Plus lourd que trois Tour Eiffel, aussi haut que la voûte de l'Arc de Triomphe, le tokamak ITER est un instrument scientifique de très haute précision. L'assemblage de ce prodigieux Meccano, à partir du printemps de l'année prochaine, représente un défi auquel l'industrie et le monde de la recherche n'ont jamais été confrontés.

Pit from above
Dans la fosse d'assemblage, les ancrages de la machine et du « thermos » géant qui l'enveloppe (le cryostat) sont en cours d'installation.
Le tokamak ITER compte plus d'un million de pièces. Certaines ont la taille d'un immeuble de six étages et la masse d'un Boeing 747 à pleine charge — elles doivent cependant s'ajuster au millimètre près. Pour réaliser ces opérations, des outils spécifiques ont été conçus. Les plus spectaculaires, fournis par la Corée et mis en service par une société française (CNIM), manipuleront des « pré-assemblages » de l'ordre de 1 500 tonnes — l'équivalent, pour rester dans les comparaisons aéronautiques, de trois Airbus A380 eux aussi à pleine charge.

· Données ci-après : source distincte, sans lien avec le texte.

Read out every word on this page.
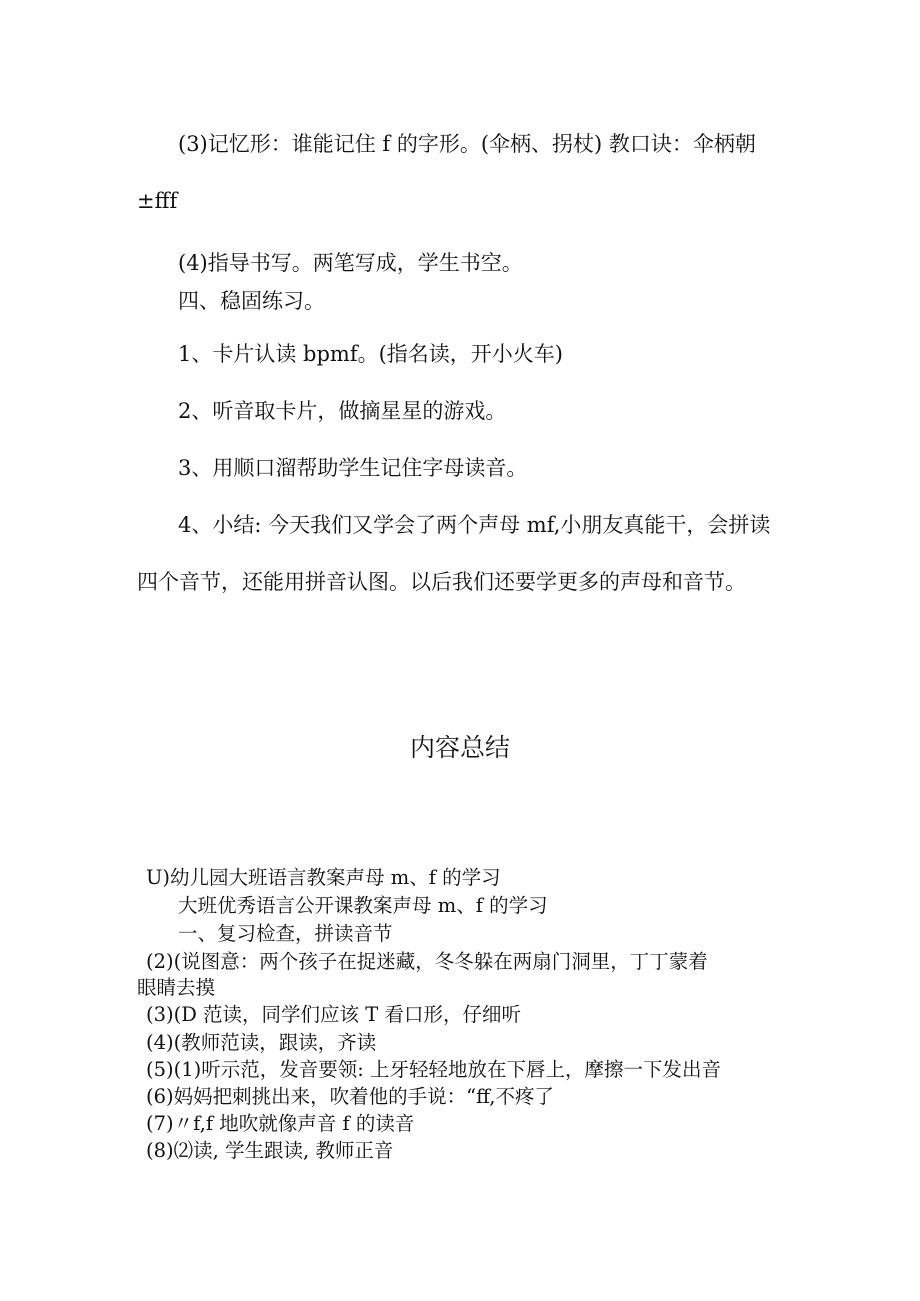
(3)记忆形：谁能记住 f 的字形。(伞柄、拐杖) 教口诀：伞柄朝
±fff
(4)指导书写。两笔写成，学生书空。
四、稳固练习。
1、卡片认读 bpmf。(指名读，开小火车)
2、听音取卡片，做摘星星的游戏。
3、用顺口溜帮助学生记住字母读音。
4、小结: 今天我们又学会了两个声母 mf,小朋友真能干，会拼读
四个音节，还能用拼音认图。以后我们还要学更多的声母和音节。
内容总结
U)幼儿园大班语言教案声母 m、f 的学习
大班优秀语言公开课教案声母 m、f 的学习
一、复习检查，拼读音节
(2)(说图意：两个孩子在捉迷藏，冬冬躲在两扇门洞里，丁丁蒙着
眼睛去摸
(3)(D 范读，同学们应该 T 看口形，仔细听
(4)(教师范读，跟读，齐读
(5)(1)听示范，发音要领: 上牙轻轻地放在下唇上，摩擦一下发出音
(6)妈妈把刺挑出来，吹着他的手说：“ff,不疼了
(7)〃f,f 地吹就像声音 f 的读音
(8)⑵读, 学生跟读, 教师正音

Positionnés avec la plus extrême précision, certains des composants les plus massifs doivent en outre former des environnements parfaitement étanches. La « chambre à vide » du tokamak, par exemple, est une enceinte de 1 400 mètres cubes dans laquelle doit régner un vide extrêmement poussé, comparable à celui de l'espace interstellaire. Or cette enceinte, de forme toroïdale (comme un doughnut ou une chambre à air) est constituée de neuf secteurs qui doivent être assemblés et soudés entre eux. Le niveau d'étanchéité requis est tel que, sur une période de 10 000 ans, le volume d'air susceptible de traverser la paroi ne doit pas excéder celui d'un verre de table...

« La machine ITER est unique. « Rien d'approchant n'a jamais été construit, explique Katsumi Okayama, le responsable du département Construction d'ITER Organization. Du point de vue industriel, pour certaines opérations, nous allons être confrontés à des problématiques totalement inédites. »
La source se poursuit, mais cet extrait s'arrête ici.